While I understand that it might be a little scary to think about the day that Warren Buffett leave Berkshire Hathaway, considering both his fame and fortune, there definitely isn’t any reason to worry— and here’s why.
Hands Off Management
When Warren Buffett leaves Berkshire, all of the subsidiary are going to be pretty, well, unaffected. This is because one of Buffett’s biggest rules of investing is to focus on the business, and not who’s running it. Since he’s always invested with this thought process, Buffett has never been one to step in and make changes to his subsidiary’s.
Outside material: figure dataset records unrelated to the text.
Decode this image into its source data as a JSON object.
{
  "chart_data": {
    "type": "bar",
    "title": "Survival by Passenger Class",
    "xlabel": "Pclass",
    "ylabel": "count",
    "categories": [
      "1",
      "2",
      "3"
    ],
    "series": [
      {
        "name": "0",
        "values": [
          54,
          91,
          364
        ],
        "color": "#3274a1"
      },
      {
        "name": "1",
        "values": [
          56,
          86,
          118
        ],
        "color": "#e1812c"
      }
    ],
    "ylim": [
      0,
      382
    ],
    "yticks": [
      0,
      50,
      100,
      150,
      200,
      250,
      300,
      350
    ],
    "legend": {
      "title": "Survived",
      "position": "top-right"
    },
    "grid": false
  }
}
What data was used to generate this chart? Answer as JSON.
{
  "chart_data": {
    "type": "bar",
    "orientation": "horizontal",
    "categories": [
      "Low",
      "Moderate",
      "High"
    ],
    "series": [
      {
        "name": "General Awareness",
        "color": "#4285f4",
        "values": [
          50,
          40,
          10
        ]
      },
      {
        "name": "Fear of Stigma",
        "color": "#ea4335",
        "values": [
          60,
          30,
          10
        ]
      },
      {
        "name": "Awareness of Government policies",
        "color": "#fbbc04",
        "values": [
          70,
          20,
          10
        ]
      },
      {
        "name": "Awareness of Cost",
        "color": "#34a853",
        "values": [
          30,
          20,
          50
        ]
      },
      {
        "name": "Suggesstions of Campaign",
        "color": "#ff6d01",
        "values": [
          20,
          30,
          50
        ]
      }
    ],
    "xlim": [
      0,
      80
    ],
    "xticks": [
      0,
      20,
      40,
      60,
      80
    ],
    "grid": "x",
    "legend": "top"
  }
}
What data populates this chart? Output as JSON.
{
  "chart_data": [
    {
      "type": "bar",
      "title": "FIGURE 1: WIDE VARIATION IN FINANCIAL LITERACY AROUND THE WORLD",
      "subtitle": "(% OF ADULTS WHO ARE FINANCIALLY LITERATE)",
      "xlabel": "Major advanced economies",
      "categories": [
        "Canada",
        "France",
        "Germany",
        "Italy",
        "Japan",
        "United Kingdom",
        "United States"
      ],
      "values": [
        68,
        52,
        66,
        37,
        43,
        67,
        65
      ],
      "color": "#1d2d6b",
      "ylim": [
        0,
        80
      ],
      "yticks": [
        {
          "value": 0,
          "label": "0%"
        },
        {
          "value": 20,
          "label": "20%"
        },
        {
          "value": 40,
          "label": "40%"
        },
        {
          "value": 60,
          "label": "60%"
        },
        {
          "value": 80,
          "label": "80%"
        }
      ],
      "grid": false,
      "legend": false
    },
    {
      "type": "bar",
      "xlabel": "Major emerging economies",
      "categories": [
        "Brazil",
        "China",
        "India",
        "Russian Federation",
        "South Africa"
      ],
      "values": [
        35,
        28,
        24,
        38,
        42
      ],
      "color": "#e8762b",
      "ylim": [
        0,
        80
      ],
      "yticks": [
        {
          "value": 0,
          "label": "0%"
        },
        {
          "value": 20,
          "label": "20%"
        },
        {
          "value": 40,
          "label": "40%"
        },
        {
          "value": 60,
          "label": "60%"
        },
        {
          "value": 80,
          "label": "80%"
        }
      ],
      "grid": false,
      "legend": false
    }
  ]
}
For example, Buffett has said that a ham sandwich can run Coca-Cola and “your idiot nephew” could run just about any good business.
The potential to profit has never been an issue for Berkshire Hathaway because of the approach that Buffett takes. Firstly, Berkshire has a lot of cash— or at least liquid assets. This is probably because Buffett thinks cash is like oxygen, “never thought about when it is present, the only thing in mind when it is absent.” Additionally, Berkshire has a huge variety of investments which were all hand picked by professionals. There is so much diversity in the Berkshire portfolio that even if the market was doing poorly, Berkshire would hold it’s upper hand.
To keep shareholders at ease until Buffett makes his decision for his successor public knowledge, he has said that his son Howard will be named non-executive chairman at Berkshire. This will help make the change to CEO easier, if there ever became a need.